On connaît tous ce moment un peu absurde. Vous scrollez interminablement sous la couette en espérant que la fatigue finisse par arriver, mais vos yeux s’assèchent et votre esprit refuse obstinément de s’éteindre. On se convainc toujours que regarder une petite vidéo de plus ou vérifier ses mails va nous aider à trouver le sommeil. Pourtant, ce petit réflexe du soir, en apparence inoffensif, sabote silencieusement la chimie naturelle de votre cerveau. En ce début de printemps, alors que les beaux jours pointent le bout de leur nez et que nos corps réclament une belle vitalité pour se remettre en mouvement, inutile d’espérer péter la forme si vos nuits sont ruinées par votre smartphone.

La lumière de votre écran bloque la production de votre mélatonine et repousse votre endormissement de presque une heure et demie

Vous avez repris une activité physique ces jours-ci, ou vous essayez de rester régulier dans vos efforts quotidiens, mais vous vous réveillez avec la sensation d’être passé sous un rouleau compresseur. Inutile de chercher compliqué : votre récupération se joue durant le repos, et votre téléphone est votre pire ennemi pour l’atteindre. La lumière vive envoyée directement dans nos pupilles par les écrans LED fait croire à notre horloge interne que le soleil est encore haut dans le ciel. Résultat : le cerveau suspend la libération de l’hormone du sommeil.

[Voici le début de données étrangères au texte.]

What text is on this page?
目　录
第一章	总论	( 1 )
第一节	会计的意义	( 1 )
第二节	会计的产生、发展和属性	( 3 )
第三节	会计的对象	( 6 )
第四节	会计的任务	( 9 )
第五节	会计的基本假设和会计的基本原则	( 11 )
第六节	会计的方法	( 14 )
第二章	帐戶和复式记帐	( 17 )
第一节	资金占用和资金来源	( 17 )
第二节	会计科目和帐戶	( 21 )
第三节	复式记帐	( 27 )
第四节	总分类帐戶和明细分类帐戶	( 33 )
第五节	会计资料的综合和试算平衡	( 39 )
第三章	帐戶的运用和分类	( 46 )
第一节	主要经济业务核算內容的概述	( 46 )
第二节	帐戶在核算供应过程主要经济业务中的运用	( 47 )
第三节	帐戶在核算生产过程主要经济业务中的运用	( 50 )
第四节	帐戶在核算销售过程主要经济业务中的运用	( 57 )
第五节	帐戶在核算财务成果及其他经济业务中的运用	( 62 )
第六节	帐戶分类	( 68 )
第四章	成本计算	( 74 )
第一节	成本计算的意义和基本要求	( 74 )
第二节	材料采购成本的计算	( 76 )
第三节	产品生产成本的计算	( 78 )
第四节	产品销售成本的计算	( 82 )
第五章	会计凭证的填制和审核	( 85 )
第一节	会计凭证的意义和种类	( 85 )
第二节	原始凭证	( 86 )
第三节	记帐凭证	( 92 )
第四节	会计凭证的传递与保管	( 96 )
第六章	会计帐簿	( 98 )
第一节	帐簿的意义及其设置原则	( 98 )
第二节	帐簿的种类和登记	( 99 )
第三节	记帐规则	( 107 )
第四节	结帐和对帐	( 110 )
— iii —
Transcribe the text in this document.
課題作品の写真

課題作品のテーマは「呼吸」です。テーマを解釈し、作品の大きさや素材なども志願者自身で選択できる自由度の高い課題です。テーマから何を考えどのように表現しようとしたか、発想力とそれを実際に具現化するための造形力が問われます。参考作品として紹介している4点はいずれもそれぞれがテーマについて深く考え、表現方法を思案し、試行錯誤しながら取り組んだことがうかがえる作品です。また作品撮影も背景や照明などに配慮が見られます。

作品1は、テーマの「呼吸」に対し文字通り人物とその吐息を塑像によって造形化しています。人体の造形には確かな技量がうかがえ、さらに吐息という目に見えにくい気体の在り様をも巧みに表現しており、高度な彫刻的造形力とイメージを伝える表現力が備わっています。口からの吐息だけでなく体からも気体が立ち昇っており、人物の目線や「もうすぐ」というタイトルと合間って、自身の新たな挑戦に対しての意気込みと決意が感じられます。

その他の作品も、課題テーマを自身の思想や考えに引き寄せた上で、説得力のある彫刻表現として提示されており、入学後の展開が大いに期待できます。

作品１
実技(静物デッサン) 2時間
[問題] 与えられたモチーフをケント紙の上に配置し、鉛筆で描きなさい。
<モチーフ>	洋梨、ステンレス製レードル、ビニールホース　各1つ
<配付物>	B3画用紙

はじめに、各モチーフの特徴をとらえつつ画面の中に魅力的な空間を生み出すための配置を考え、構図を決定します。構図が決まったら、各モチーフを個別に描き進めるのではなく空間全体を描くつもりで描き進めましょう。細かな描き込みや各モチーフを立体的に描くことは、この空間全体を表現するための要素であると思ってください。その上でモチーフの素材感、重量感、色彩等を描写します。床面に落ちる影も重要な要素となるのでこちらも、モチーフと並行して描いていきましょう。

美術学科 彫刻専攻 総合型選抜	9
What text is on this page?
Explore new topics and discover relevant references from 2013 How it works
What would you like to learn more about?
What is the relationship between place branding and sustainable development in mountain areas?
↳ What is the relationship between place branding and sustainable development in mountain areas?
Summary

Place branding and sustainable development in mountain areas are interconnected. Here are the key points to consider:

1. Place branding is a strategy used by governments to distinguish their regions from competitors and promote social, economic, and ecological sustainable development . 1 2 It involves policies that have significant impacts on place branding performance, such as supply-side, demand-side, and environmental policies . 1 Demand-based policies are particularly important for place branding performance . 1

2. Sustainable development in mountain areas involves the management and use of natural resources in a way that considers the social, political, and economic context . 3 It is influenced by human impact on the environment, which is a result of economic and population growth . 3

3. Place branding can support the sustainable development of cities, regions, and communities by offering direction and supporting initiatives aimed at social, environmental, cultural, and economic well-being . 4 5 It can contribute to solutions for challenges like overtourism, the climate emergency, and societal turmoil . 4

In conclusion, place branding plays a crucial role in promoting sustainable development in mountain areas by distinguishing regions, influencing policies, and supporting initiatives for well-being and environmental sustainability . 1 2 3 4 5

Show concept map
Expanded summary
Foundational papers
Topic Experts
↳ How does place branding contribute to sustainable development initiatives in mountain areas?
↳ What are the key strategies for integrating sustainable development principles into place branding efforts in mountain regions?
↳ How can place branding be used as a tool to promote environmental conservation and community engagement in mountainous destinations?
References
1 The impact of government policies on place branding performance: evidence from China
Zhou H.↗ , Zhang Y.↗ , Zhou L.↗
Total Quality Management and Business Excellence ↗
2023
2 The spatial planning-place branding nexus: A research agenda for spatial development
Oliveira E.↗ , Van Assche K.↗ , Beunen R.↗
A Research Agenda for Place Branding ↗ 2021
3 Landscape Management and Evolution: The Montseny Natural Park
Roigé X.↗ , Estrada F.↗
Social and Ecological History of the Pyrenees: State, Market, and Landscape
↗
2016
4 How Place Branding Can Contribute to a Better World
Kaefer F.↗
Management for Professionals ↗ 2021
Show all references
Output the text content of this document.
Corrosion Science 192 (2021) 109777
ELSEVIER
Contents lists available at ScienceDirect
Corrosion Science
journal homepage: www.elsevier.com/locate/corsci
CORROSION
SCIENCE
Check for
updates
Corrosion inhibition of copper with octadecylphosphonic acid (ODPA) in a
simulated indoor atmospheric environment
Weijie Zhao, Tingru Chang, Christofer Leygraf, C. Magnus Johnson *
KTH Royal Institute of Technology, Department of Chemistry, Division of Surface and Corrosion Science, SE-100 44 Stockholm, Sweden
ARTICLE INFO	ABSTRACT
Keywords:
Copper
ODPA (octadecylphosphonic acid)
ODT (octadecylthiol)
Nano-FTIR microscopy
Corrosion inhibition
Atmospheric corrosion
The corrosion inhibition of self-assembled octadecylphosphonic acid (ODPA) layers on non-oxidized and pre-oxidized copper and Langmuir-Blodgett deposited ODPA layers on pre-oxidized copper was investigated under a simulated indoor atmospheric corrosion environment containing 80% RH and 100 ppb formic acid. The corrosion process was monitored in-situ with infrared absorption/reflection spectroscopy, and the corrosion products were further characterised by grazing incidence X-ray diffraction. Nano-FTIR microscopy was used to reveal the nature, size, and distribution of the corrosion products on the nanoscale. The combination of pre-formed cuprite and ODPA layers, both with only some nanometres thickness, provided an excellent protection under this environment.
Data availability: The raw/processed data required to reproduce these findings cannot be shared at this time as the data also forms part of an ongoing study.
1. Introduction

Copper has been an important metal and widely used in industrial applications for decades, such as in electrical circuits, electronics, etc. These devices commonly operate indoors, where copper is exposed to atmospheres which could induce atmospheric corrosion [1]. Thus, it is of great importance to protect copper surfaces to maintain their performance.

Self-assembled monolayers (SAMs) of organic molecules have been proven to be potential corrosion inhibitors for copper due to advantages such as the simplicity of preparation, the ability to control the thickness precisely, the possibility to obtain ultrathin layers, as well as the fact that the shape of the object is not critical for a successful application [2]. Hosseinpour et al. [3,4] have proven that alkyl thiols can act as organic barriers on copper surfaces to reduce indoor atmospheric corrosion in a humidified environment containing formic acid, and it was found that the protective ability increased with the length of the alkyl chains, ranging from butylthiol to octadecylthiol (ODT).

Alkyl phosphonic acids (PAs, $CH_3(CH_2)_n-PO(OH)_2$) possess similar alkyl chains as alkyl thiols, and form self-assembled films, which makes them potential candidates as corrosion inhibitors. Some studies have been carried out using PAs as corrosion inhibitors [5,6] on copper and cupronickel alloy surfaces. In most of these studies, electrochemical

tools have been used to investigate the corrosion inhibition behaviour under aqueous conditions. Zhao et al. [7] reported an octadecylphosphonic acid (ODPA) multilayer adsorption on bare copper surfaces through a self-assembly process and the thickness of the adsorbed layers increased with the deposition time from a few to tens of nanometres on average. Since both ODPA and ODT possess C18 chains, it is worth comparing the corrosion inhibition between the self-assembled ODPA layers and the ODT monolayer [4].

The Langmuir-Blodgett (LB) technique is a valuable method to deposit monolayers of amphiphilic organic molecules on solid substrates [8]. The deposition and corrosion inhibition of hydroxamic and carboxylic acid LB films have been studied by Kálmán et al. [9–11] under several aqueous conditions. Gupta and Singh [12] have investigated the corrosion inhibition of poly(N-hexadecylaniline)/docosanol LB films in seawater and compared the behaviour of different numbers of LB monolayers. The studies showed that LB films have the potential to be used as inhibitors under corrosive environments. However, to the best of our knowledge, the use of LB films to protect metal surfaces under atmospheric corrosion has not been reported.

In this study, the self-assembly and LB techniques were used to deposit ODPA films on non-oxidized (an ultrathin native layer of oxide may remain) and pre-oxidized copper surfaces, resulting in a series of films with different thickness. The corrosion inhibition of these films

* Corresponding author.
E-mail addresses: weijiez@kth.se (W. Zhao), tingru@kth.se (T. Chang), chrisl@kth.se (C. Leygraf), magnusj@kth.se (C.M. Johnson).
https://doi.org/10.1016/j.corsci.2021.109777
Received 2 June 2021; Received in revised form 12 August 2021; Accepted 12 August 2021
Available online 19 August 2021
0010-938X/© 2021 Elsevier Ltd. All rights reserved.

Si l’on en croit les recommandations de l’ANSES actualisées en 2025, le constat fait froid dans le dos. L’exposition aux écrans LED dans les 2 heures précédant le coucher retarde la sécrétion de mélatonine de 30 à 90 minutes. Autant dire que votre corps est forcé de patienter une heure et demie dans le vide avant de pouvoir enclencher ses processus de réparation cellulaires et musculaires. De quoi anéantir tous les bénéfices de vos bonnes résolutions d’entraînement et vous laisser dans un état de fatigue chronique assez désespérant.

Sauvez votre cycle biologique en baissant la luminosité de moitié et en filtrant la lumière bleue dans les deux heures qui précèdent le coucher

Heureusement, il n’est pas nécessaire de jeter son téléphone par la fenêtre pour retrouver un métabolisme fonctionnel, ni de s’imposer des règles draconiennes impossibles à tenir. L’objectif est simplement de limiter les dégâts en trompant la source de lumière. Les consignes sanitaires récentes sont claires : il existe des moyens efficaces d’atténuer le choc sur votre rétine.

Pour préparer le terrain, activer le mode nuit, réduire la luminosité à 50 % ou porter des lunettes filtrantes orange permet de limiter significativement cet impact sur le cycle veille-sommeil. Ce simple ajustement visuel va permettre à votre cerveau de comprendre que le crépuscule est bien là, et que l’heure de la récupération physique et mentale a sonné. C’est une habitude d’une simplicité enfantine qui aura plus d’effet sur votre énergie du lendemain que la plupart des compléments alimentaires vendus à prix d’or.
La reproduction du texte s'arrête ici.